Je ne sais pas leur nom ; mais je sais qu’ils sont morts.

 

Que de bons compagnons qui turent leurs pensées.

Et que d’amis charmants que je n’ai pas connus :

Peut-être le destin, pour eux, m’avait donné

Des rendez-vous, auxquels ils ne sont pas venus !

 

Peut-être étions-nous faits pour si bien nous comprendre.

Que, si nous nous étions pressé la main, un jour,

Cela nous aurait fait une étreinte si tendre.

Que nous aurions gardé l’étreinte pour toujours.

 

Que de bonheurs perdus qu’a refusés la vie ! 

Que de divins hasards qui n’auront pas eu lieu !

Que d’ivresses d’amours qui nous seront ravies,

Sans que même la flamme en naisse au fond des yeux !

 

Amis, de vous savoir quelque part sur la terre,

Etait mon espoir sûr et mon futur trésor,

Sans vous, comme je suis à présent solitaire !...
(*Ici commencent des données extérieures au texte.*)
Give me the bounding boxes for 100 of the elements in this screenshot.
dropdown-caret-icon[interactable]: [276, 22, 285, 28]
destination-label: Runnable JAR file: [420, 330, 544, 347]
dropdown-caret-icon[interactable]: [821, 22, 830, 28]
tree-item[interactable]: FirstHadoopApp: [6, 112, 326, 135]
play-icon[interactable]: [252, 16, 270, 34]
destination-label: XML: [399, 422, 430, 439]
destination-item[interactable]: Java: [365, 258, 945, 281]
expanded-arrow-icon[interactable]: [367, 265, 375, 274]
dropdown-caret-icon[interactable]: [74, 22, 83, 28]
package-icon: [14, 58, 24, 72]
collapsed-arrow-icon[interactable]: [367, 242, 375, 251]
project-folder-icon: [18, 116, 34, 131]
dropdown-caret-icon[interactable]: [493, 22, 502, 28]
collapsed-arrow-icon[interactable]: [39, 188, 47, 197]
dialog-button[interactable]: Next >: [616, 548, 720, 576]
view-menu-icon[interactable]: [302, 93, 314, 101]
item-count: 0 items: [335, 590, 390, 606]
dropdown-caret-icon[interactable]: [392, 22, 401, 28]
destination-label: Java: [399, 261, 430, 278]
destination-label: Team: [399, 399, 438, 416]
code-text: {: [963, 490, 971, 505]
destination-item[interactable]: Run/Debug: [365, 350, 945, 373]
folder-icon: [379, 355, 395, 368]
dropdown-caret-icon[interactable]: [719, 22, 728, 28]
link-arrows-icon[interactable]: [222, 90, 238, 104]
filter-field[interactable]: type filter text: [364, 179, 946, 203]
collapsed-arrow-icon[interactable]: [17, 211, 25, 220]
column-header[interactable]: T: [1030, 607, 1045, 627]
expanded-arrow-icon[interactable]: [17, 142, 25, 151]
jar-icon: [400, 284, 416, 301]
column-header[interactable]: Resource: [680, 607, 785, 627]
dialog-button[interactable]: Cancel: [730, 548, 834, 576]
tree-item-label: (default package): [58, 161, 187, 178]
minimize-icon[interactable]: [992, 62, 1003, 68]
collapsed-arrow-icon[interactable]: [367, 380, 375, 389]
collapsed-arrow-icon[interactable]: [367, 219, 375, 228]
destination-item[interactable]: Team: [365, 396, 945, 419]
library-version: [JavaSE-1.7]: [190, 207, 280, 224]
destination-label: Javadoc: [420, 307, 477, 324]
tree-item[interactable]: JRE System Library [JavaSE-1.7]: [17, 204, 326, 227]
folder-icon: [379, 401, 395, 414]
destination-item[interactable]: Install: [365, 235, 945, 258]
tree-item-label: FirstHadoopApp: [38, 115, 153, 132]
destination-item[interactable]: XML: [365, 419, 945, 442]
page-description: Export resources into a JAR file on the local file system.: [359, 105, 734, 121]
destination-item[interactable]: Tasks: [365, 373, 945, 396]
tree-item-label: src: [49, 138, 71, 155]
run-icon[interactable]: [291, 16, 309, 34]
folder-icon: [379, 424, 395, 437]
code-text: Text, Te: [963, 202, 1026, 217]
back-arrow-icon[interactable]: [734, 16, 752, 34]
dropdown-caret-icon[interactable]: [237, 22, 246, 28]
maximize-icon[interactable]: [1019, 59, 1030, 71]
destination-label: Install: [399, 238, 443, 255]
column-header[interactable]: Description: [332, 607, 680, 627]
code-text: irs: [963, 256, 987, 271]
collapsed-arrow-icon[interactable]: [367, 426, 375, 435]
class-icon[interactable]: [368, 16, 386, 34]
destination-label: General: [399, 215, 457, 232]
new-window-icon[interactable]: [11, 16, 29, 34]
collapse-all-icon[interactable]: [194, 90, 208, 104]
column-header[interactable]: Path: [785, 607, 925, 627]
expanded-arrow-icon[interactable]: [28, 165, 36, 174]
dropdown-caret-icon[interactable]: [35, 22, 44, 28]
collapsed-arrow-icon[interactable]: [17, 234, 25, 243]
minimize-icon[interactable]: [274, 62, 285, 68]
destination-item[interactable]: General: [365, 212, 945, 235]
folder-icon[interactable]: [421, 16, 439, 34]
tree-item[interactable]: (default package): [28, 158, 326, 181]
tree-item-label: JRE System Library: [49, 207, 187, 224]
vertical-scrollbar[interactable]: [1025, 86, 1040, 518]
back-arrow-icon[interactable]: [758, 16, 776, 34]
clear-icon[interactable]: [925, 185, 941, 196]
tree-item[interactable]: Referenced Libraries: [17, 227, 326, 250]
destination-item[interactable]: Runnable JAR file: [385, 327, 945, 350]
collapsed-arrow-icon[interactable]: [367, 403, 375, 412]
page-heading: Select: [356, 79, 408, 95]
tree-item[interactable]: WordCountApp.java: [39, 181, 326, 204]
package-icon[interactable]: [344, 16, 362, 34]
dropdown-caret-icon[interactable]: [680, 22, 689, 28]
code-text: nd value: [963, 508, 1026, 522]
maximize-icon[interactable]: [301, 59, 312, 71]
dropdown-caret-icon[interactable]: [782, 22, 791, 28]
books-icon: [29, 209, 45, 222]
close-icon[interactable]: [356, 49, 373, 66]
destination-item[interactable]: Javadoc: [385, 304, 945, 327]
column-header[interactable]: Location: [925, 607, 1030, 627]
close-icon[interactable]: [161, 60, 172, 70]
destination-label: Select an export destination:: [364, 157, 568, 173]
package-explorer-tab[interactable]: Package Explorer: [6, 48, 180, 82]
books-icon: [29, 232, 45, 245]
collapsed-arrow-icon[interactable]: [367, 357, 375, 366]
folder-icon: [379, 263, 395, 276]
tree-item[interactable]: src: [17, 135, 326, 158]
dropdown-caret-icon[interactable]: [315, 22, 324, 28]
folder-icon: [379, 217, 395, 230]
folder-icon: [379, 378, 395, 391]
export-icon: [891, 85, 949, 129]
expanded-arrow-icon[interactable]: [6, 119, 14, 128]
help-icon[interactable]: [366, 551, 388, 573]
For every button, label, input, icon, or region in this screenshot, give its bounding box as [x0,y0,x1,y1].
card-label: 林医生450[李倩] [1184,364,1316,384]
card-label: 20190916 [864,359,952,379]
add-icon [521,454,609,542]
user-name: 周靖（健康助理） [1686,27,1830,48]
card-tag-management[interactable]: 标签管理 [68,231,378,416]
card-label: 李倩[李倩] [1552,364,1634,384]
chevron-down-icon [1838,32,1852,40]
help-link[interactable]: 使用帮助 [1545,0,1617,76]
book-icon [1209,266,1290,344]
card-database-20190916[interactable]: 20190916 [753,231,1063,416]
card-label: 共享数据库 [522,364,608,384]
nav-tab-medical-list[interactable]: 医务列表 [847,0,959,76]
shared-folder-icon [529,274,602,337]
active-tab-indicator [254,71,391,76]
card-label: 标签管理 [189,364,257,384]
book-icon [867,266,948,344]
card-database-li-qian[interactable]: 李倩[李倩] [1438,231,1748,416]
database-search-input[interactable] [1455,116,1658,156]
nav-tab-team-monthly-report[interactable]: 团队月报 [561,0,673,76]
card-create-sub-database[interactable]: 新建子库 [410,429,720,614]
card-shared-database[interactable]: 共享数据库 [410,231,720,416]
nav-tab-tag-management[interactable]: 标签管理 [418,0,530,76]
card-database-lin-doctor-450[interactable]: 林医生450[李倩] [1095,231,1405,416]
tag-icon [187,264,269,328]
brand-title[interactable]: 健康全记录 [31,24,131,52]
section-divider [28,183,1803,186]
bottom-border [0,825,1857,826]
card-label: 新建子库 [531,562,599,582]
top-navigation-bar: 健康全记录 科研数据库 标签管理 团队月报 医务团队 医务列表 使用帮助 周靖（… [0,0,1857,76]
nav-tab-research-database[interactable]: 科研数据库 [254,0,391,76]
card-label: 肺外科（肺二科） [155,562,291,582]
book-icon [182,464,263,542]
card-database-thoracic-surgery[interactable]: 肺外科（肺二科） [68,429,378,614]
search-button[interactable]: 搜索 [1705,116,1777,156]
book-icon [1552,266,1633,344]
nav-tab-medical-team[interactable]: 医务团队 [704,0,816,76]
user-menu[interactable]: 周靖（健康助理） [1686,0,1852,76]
Qu’ils me sont doux et chers ! tous les Inconnus morts ! 

 

Sous le masque, 1918

 

 

 

 Requiescat in pace 

 

         A Alec Carter Mort au champ d’honneur (1914). (Qu’il repose en paix !).

 

Où donc repose-t-il à présent, l’être cher ?

Dans le creux de quel arbre ou sous quelle colline ?

Quel oreiller soutient son beau visage clair ?

Sur quels draps argileux crispe-t-il ses mains fines ?

 

Autrefois, sur mon bras, il dormait tendre et fier ;

Je voyais son regard à travers ses paupières,

A-t-il pris, pour mourir, sa pose familière ?

Et ses yeux sans regards, peut-être, sont ouverts ?

 

Je n’écarterai plus ses cheveux sur sa ête,

Je ne le verrai plus sourire en s’éveillant,

Je ne connaitrai plus la délicate fête

De prendre, en un baiser, la gaîté de ses dents.

 

Que n’ai-je pu du moins, charmer sa dernière heure !

Eclairer la douleur et l’ombre du chemin ;

Pour qu’il sente qu’une âme est près de lui, qui pleure,

Que je borde son lit de mes tremblantes mains.

 

Mais non ! le lit est fait de feuilles et de terre,

C’est un lit à la fois, étroit, vaste et glacé...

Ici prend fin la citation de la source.